People who fall into this latter group are often responsible spenders who will never again incur debt in their lives. As soon as they get their degree, buy a home, and start a family, their debt burden will only decrease over time. At this point they have passed the hump and are ready to enter the “debt-reduction” mode.
I entered that mode just recently, in the past couple years. When I was going through my bank statements one day, I suddenly realized that I had no new debt in my future and that I could focus on simply reducing what I already have. I saw the light at the end of the tunnel. After years of accepting debt as a fact of life, I knew that this financial burden would someday go away.
But it was difficult to get myself into that debt-reduction mode. I squandered money that should have gone towards debt payments. I stopped making every effort to accelerate my loan reduction. After years of having to pay off debt as a means of staying afloat, I now could manage with the debt I had. After years of keeping a short-term perspective on my financial health, I now grew overwhelmed with all the payments that lay in my future.
I had arrived on the cusp of the debt-reduction phase. But I wasn’t handling it very well.
Here’s what I did to try to rectify that:
- Impose a debt and spending moratorium.
I first needed to convince myself that I had truly finished incurring debt and that my regular spending was low enough to afford considerable debt payments. This I accomplished by imposing a moratorium on minor debt and spending that lasted for a few months. I followed an incredibly stingy budget, I used a prepaid Green Dot credit card so as to not amass even $200 worth of debt, and I put large sums of money aside to pay off my loans. After this period ended, I found that my debt was far more under control – and that I had the faith that I could someday be debt-free.
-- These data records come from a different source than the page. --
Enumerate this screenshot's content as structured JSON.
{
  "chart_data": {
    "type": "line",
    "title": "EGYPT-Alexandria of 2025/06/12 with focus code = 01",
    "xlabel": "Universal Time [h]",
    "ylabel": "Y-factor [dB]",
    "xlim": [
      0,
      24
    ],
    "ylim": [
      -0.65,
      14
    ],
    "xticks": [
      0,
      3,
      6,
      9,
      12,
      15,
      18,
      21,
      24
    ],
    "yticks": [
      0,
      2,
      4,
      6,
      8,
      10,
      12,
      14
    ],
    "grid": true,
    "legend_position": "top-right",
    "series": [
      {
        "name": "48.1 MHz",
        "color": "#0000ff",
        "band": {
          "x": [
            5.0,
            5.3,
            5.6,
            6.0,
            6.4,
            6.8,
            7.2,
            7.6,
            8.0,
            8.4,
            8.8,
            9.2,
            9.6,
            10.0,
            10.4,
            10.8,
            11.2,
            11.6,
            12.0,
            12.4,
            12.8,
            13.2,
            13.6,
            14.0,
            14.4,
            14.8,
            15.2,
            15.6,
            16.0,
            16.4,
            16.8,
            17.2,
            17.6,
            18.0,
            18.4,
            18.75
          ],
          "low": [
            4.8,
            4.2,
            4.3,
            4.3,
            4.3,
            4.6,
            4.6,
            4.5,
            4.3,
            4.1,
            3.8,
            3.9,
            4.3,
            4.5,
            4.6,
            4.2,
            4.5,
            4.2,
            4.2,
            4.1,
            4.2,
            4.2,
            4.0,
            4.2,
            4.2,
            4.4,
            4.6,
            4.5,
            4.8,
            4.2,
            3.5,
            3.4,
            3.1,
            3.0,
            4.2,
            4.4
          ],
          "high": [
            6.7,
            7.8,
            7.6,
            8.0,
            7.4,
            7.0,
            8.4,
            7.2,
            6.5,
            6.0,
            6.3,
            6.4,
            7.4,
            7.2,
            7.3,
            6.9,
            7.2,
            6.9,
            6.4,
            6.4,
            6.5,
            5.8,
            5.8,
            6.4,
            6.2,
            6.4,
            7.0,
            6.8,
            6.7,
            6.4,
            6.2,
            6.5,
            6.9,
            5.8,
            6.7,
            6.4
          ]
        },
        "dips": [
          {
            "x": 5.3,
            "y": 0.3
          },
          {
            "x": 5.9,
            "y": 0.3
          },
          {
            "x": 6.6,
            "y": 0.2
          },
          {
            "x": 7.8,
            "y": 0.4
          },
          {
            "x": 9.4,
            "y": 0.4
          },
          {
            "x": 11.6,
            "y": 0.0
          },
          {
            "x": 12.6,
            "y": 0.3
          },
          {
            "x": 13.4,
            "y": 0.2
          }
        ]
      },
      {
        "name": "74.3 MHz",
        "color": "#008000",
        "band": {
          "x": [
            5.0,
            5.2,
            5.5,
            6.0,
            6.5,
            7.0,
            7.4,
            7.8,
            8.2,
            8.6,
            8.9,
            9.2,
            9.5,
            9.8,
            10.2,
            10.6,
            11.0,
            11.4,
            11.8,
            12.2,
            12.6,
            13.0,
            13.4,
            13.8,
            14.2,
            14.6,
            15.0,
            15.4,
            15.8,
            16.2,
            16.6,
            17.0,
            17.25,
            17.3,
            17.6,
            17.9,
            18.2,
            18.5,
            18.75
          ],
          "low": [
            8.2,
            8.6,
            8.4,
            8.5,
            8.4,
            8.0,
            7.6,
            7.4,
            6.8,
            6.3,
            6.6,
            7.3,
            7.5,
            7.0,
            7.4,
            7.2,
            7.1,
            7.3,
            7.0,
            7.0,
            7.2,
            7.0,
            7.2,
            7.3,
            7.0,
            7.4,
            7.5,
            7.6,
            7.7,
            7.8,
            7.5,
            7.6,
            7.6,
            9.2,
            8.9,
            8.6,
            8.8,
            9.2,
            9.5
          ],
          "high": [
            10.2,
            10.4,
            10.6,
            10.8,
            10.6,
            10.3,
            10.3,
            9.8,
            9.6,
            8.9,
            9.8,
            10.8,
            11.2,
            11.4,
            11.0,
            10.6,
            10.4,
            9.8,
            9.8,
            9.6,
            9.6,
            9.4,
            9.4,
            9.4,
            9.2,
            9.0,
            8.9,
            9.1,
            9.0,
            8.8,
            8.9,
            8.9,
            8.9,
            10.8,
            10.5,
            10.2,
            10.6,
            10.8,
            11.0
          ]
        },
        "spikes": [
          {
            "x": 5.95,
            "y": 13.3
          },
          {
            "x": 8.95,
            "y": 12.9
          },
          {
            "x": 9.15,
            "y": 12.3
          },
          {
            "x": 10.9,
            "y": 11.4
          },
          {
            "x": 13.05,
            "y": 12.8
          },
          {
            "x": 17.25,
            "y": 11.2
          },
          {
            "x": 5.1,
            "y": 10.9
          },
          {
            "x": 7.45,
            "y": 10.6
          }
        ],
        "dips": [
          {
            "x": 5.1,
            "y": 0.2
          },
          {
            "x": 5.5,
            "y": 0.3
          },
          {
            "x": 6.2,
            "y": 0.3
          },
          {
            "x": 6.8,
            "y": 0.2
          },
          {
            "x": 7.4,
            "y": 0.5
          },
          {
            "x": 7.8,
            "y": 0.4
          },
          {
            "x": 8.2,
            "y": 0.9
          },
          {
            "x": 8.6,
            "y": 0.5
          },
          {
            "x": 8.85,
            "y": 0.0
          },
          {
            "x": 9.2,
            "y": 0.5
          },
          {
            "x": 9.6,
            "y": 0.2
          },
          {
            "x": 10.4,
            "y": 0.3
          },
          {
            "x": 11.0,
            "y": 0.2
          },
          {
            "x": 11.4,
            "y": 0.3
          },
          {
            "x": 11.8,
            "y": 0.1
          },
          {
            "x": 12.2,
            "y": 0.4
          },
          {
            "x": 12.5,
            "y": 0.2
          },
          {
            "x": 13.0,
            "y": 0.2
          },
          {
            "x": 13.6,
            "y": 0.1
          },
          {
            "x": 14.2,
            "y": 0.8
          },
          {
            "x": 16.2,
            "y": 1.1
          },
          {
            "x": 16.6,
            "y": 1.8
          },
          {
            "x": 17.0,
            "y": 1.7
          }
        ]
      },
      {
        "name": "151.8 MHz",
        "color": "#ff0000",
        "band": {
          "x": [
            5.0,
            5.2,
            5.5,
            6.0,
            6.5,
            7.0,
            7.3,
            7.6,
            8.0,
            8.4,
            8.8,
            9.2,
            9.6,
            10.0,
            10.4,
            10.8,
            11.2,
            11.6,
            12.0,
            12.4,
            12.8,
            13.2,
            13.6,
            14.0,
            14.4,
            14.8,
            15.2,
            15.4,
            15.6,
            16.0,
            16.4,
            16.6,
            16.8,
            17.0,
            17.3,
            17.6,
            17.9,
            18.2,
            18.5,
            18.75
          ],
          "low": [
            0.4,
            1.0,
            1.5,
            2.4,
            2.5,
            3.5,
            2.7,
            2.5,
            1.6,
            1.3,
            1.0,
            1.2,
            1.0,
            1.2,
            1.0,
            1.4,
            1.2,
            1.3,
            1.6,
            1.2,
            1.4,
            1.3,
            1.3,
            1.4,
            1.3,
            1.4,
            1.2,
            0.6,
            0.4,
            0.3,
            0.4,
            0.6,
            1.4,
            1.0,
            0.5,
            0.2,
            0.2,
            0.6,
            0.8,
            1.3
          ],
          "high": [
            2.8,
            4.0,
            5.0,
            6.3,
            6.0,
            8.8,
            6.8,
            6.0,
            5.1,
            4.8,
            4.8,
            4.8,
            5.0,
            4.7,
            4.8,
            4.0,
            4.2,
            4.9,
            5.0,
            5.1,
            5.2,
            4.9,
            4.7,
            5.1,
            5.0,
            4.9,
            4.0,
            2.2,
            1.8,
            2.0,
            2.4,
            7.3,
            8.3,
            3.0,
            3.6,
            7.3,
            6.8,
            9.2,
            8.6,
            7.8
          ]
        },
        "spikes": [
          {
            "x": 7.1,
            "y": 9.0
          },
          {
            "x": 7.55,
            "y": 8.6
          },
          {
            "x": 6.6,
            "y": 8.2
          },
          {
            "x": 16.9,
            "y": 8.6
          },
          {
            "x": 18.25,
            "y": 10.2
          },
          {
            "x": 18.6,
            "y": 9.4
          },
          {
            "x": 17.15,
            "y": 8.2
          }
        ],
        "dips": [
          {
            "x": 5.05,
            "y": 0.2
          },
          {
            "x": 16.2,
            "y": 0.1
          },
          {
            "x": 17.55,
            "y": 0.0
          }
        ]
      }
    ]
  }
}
- Create other long-term goals.
Debt reduction is a long-term process and, as such, requires a long-term attitude when it comes to motivation and goals. One of the best ways to instill this attitude is by creating long-term motivations in non-financial realms of life. For some people, for example, the birth of a child gives them the perspective needed to start cutting away at their debt. For me, the decision to start running again and training for races gave me a reminder about the importance of patience, consistency, and sacrifice.
- Make a plan.
You can never go wrong by having a plan – or by making a new one. Although I had already written a template for debt reduction, I needed to update my agenda in light of my new debt situation. I decided which obligations to pay off faster, how much more of my income should be set aside towards payments, and I reevaluated the time frame in which I want to become debt-free. The new plan gave me a direction and a sense of purpose going forward.
These are the main steps I followed as I tried to ease myself into my debt-reduction phase. While eliminating your debt after years of incurring it may seem like a victory lap for some, it does require a change in attitude and perspective that can be helpful to think out beforehand.